DE GREGORI, Giovanni e Gregorio
Fratelli, nacquero a Forlì intorno all'anno 1450. La loro paternità è incerta: in due documenti Giovanni risulta infatti figlio di un Gregorio morto prima del 1476 (cfr. A. Sartori, Documenti padovani sull'arte della stampa nel sec. XV, in Libri e stampatori in Padova..., Padova 1959, p. 217 doc. 87; G. Mantese, Le origini della stampa a Vicenza, in 1474. Le origini della stampa a Vicenza, Vicenza 1975, p. 48 n. 39), in altri due, invece, di Antonio (cfr. Sartori Documenti..., cit., pp. 202 doc. 72, 205 doc. 77).

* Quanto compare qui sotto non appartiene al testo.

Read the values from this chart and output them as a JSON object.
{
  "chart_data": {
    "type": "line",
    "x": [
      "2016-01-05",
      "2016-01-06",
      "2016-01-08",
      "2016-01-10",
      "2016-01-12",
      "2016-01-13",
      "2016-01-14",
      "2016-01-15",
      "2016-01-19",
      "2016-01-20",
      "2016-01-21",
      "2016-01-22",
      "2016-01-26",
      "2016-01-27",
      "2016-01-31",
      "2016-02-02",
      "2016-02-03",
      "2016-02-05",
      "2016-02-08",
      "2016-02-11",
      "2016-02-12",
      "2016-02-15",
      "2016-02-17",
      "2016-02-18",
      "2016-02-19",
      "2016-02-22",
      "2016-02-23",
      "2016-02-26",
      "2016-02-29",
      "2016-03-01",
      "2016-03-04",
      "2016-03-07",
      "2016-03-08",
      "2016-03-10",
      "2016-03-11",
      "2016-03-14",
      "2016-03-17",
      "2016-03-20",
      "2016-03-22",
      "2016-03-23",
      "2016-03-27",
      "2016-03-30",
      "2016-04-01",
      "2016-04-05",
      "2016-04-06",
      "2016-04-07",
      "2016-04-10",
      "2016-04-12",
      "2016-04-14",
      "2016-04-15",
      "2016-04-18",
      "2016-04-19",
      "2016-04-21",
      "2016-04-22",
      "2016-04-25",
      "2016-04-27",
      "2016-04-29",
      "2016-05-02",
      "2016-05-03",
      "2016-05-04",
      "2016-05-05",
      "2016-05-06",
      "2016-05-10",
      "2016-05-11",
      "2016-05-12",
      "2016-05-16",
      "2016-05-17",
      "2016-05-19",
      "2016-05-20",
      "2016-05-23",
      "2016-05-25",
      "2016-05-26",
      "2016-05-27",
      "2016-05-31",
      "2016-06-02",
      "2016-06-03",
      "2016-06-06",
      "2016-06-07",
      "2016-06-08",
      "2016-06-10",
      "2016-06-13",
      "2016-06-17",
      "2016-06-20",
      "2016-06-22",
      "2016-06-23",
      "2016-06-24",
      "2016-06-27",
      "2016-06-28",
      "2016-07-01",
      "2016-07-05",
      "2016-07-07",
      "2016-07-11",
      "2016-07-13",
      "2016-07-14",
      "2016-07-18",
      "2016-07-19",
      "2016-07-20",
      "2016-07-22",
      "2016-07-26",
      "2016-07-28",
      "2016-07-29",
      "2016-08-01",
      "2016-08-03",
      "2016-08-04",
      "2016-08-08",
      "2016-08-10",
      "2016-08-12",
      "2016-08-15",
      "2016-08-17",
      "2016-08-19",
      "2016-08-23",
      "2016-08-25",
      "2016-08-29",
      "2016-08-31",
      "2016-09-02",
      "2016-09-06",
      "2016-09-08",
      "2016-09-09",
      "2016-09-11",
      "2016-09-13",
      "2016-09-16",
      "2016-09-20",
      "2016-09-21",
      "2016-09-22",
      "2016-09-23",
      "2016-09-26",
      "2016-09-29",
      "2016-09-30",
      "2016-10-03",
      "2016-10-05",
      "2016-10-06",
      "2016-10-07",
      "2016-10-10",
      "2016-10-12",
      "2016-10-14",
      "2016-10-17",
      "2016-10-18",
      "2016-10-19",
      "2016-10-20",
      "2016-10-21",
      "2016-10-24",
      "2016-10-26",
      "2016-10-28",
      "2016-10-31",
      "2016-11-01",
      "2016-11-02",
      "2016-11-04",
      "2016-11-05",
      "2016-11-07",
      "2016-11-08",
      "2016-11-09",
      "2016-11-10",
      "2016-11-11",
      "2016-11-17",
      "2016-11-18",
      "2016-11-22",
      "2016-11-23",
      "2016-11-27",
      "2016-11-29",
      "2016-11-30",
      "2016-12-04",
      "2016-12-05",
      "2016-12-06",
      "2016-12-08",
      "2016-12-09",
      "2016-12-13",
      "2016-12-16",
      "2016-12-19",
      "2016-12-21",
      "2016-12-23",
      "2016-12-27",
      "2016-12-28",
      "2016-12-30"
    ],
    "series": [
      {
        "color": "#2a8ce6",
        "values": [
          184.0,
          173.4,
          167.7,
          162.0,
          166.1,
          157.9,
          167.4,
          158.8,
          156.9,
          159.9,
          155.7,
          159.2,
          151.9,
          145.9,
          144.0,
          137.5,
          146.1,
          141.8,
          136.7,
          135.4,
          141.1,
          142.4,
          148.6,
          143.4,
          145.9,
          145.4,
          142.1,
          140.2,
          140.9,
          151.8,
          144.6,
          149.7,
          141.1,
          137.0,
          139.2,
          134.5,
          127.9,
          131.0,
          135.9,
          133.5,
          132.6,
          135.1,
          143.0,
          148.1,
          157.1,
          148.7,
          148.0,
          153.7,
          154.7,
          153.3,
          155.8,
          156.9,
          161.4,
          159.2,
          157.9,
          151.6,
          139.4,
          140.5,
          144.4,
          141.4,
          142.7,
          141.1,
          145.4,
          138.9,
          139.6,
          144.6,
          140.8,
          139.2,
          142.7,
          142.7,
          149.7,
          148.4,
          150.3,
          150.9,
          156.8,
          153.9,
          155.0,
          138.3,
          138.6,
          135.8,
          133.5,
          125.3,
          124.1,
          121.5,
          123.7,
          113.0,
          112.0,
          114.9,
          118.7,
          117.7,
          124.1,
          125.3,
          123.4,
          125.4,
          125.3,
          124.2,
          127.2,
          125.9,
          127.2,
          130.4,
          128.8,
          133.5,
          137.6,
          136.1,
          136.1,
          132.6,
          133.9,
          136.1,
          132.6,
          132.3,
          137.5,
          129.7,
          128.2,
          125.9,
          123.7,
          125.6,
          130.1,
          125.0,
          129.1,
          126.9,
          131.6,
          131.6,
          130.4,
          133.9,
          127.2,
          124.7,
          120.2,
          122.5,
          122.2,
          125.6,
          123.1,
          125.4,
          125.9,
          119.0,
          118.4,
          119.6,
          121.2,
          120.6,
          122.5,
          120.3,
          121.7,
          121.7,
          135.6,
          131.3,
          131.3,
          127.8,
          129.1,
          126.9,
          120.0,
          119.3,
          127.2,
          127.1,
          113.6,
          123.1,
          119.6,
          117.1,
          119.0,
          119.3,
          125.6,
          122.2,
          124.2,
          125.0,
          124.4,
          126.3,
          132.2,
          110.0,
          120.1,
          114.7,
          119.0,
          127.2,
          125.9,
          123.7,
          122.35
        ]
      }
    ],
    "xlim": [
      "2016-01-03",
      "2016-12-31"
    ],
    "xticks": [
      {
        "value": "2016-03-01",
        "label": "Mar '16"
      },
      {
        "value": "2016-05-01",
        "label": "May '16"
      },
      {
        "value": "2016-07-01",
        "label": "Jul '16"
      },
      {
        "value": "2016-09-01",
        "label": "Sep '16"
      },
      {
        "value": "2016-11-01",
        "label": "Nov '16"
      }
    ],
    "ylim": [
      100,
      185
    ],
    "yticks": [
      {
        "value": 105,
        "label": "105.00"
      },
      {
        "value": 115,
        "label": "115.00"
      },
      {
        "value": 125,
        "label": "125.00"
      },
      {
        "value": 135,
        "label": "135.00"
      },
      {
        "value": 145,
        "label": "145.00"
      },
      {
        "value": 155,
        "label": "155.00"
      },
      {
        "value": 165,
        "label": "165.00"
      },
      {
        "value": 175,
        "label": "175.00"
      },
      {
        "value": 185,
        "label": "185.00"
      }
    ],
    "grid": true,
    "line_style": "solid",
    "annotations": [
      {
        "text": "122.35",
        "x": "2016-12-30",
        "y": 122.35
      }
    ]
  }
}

Gli esordi nell'arte tipografica di Giovanni, probabilmente il maggiore, avvennero a Vicenza intorno al 1476: il 7 nov. di quell'anno egli, "impressor librorum" e "habitator Vincentie", fu testimone insieme col tipografo Giovanni dal Reno alla stipulazione di un contratto tra Giacomo fu Zenone da Mantova, intagliatore di caratteri, e Giorgio fu Federico "de Corono". Dopo il '76 passò a Padova: l'università e il concorso di tipografi dall'Italia e da Oltralpe avevano dato vita nel corso di un decennio - la stampa vi fu introdotta nel 1471 - a un'editoria specializzata nella produzione di testi universitari ma poco fiorente, poiché la schiacciante concorrenza veneziana veniva sempre più conquistando autori, titoli e mercato. Giovanni abitò nella contrada di S. Francesco, come affittuario del tipografo Bartolomeo Valdizocco, ed entrò a far parte della società temporanea stretta tra i tipografi Pierre Maufer, Ercole da Busca, Antonio da Strada, Bonino Bonini, Antonio Pocheparole, Andrea Torresani e Valdizocco e il dottore in leggi Zaccaria Zaccaroti per realizzare una impresa onerosa e a lungo termine come l'edizione dei commenti di Bartolo da Sassoferrato al Corpus iuris. Collaborò nel 1481 alla stampa dei tre primi volumi Super secunda, Super prima parte Digesti veteris e Super prima parte Infortiati, che uscirono, come i successivi, con il falso luogo di stampa Venezia; il secondo volume reca anche il falso anno di stampa 1480, inconciliabile con le testimonianze documentarie. Da altri documenti relativi ad una lite sorta nel 1483 tra Giovanni e lo Zaccaroti e conclusa nell'84 dall'arbitrato del professore padovano di diritto Antonio Francesco Dottori, risulta che la tiratura dei due volumi fu di circa 900 copie, che il prezzo imposto dallo Zaccaroti era di 4 ducati, ma che Giovanni, alla ricerca di ulteriori finanziamenti, era riuscito a venderne una parte a 8, 9 e perfino 10 ducati.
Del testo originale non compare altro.